Before we make the plot, it’s helpful to understand the model behind it. A logistic regression is a statistical method used to predict a binary outcome (an outcome with only two possibilities, like “benign” or “malignant”) from a set of predictor variables. The model calculates an odds ratio for each predictor, which tells us how the odds of the outcome change with a one-unit increase in the predictor.

Step 1: The Analysis in jamovi

Load the BreastCancer.omv dataset into jamovi.
From the main analysis ribbon, click on JJStatsPlot -> Advanced -> Forest Plot from Regression Model.

[Screenshot of the jamovi analysis ribbon showing the path to the Forest Plot.] ***

In the analysis window:
- Move the Class variable (which contains “benign” and “malignant”) to the Dependent Variable box. This is the outcome we want to predict.
- Move the predictor variables, such as Cl.thickness, Cell.size, and Cell.shape, to the Predictor Variables box.
- Under Model Type, select Logistic Regression (glm).

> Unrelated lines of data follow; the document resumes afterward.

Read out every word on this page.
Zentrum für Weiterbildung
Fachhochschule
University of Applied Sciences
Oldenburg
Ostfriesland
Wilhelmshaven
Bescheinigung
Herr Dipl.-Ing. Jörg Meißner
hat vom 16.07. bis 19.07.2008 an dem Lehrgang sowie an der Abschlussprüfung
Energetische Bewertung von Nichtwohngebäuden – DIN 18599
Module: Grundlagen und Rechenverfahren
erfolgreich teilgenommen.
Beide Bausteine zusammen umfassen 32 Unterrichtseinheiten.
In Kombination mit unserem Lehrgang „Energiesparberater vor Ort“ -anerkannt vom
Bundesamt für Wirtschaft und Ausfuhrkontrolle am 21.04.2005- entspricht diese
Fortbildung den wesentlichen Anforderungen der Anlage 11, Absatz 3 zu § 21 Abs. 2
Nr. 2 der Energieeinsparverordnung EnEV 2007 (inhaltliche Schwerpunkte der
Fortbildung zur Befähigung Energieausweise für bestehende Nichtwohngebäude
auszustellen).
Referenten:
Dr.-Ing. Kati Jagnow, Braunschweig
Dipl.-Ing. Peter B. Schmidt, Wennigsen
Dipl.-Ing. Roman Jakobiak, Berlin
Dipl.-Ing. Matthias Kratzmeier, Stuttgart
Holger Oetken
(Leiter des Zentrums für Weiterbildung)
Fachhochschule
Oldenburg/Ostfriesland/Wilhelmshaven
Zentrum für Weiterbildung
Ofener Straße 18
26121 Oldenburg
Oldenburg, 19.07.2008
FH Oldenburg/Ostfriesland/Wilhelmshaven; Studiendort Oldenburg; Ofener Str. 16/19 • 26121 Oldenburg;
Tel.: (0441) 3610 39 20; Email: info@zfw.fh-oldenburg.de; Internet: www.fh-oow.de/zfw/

[Screenshot of the analysis window showing the variables being assigned.] ***

Step 2: The Output Plot

jamovi will first fit a logistic regression model behind the scenes and then generate the following forest plot of the results:

# Load the data
data(BreastCancer, package = "ClinicoPath")

# The jforestmodel function fits the model and creates the plot
jforestmodel(
  data = BreastCancer,
  dependent_var = "Class",
  predictor_vars = c("Cl.thickness", "Cell.size", "Cell.shape", 
                    "Marg.adhesion", "Epith.c.size", "Bare.nuclei"),
  model_type = "glm",
  family = "binomial",
  exponentiate = TRUE,
  plot_title = "Predictors of Breast Cancer Malignancy",
  x_axis_label = "Odds Ratio (95% Confidence Interval)"
)

Step 3: Interpreting the Forest Plot

The forest plot shows the odds ratio for each predictor variable.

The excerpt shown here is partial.